A pegada de Deontay Wilder, então, o salvou nesta noite. Em nossa contagem ele perdia por 4 pontos de diferença, até o momento derradeiro. Assim consegue defender seu título, mesmo lutando mal durante a maior parte de toda a contenda. Resta saber se contra os melhores nomes dos pesados, este mesmo poder de punch funcionará a contento. Tyson Fury subiu ao ringue para desafia-lo, em uma papagaiada digna de WWE. Mas ele tem que bater Wladmir Klitschko antes disso, enquanto o americano tem que passar por Alexander Povetkin.

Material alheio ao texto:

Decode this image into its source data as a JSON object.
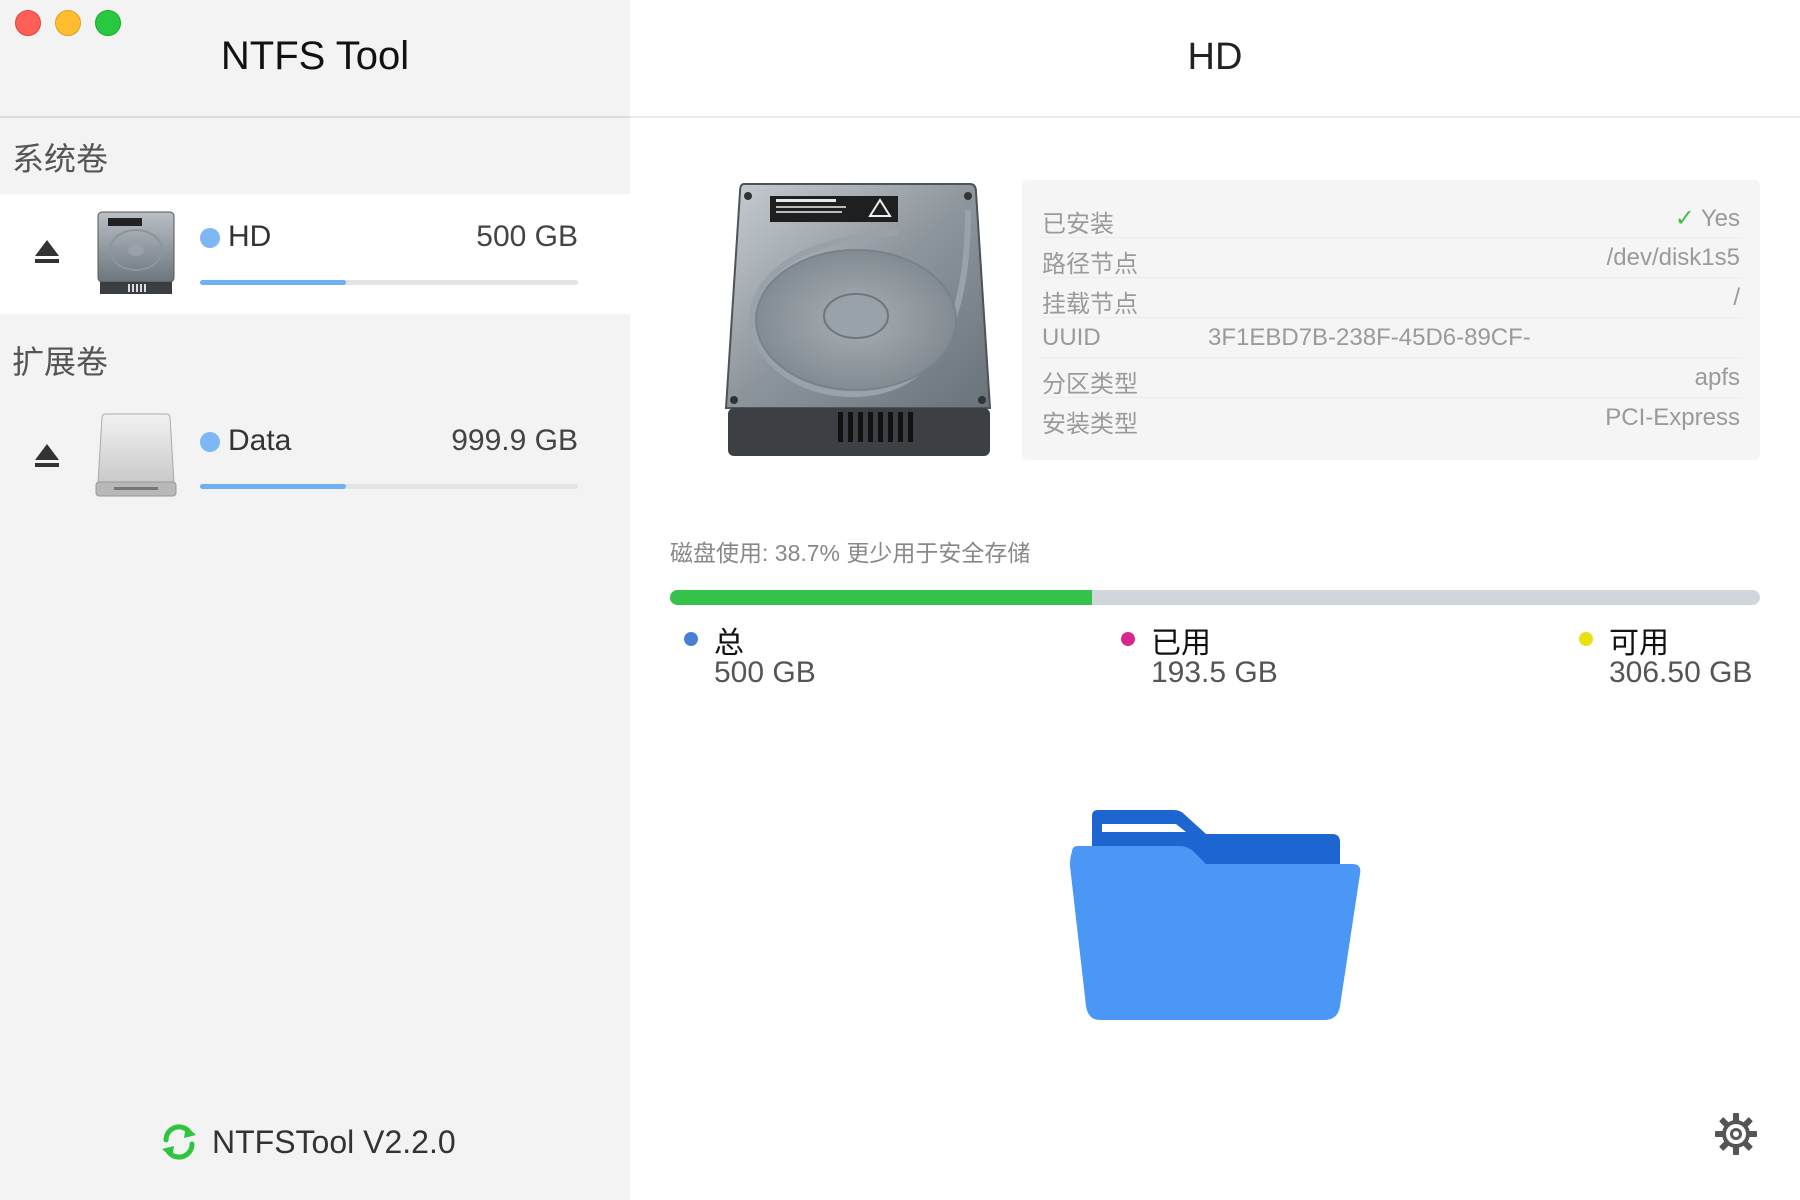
{
  "app": {
    "title": "NTFS Tool",
    "version": "NTFSTool V2.2.0"
  },
  "sidebar": {
    "sections": [
      {
        "label": "系统卷",
        "volumes": [
          {
            "name": "HD",
            "size": "500 GB",
            "used_fraction": 0.387,
            "icon": "internal-hard-disk-icon",
            "selected": true
          }
        ]
      },
      {
        "label": "扩展卷",
        "volumes": [
          {
            "name": "Data",
            "size": "999.9 GB",
            "used_fraction": 0.387,
            "icon": "external-drive-icon",
            "selected": false
          }
        ]
      }
    ]
  },
  "main": {
    "title": "HD",
    "info": {
      "installed": {
        "key": "已安装",
        "value": "Yes"
      },
      "device_node": {
        "key": "路径节点",
        "value": "/dev/disk1s5"
      },
      "mount_point": {
        "key": "挂载节点",
        "value": "/"
      },
      "uuid": {
        "key": "UUID",
        "value": "3F1EBD7B-238F-45D6-89CF-"
      },
      "partition_type": {
        "key": "分区类型",
        "value": "apfs"
      },
      "install_type": {
        "key": "安装类型",
        "value": "PCI-Express"
      }
    },
    "usage": {
      "text": "磁盘使用: 38.7% 更少用于安全存储",
      "used_fraction": 0.387,
      "legend": [
        {
          "label": "总",
          "value": "500 GB",
          "color": "#4a7fd6"
        },
        {
          "label": "已用",
          "value": "193.5 GB",
          "color": "#d6288f"
        },
        {
          "label": "可用",
          "value": "306.50 GB",
          "color": "#e8e010"
        }
      ]
    }
  },
  "colors": {
    "accent": "#6fb0f2",
    "usage_green": "#35c24a",
    "folder_blue": "#4a97f5"
  }
}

O importante é que o valente desafiante saiu de maca, porém acordado, do Barclays Center, e os fãs, pasmos, com uma reviravolta dessas que só o boxe provoca, presenteados ainda com, provavelmente, o mais belo nocaute de 2016, com meros 17 dias passados neste ano que se inicia. Viva o esporte de luvas!

Na principal preliminar da noite, o norte-americano Charles “Missouri” Martin (23-0-1, 21 KOs) ganhou de presente o cinturão vago da FIB na categoria máxima ao ver o joelho direito de Vyacheslav Glazkov (21-1-1, 13 KOs) sair do lugar, obrigando a interrupção do confronto no 3º giro.

Glazkov iniciou jabeando e bloqueando melhor os golpes, apesar da envergadura maior de Martin que, por sua vez, falhava em surpreender ao encaixar os diretos, mesmo sendo canhoto.

O estadunidense voltou para o terceiro round com uma atitude diferente, visivelmente mais agressivo e procurando encaixar os punches de forma mais firme. O pugilista da Ucrânia sentiu dois bons golpes, mas o que decidiu o destino do enfrentamento acabou sendo o seu joelho direito.

Primeiramente, Vyacheslav escorregou ao trocar de base e levantou-se, mas era notável seu desconforto nas pernas. Em uma troca de golpes em que soco algum pegou, ao fazer o pêndulo buscando evitar um cruzado de direita de Martin, Glazkov caiu e, mesmo conseguindo ficar de pé, teve que desistir de continuar. Final infeliz e bizarro, para uma disputa de título igualmente infeliz e bizarra. A FIB, então, fez um campeão a sua altura...

O canal Fox Sports transmitiu o evento ao vivo para o Brasil, bem como a vertente digital da emissora, através do  FOXPlay.com.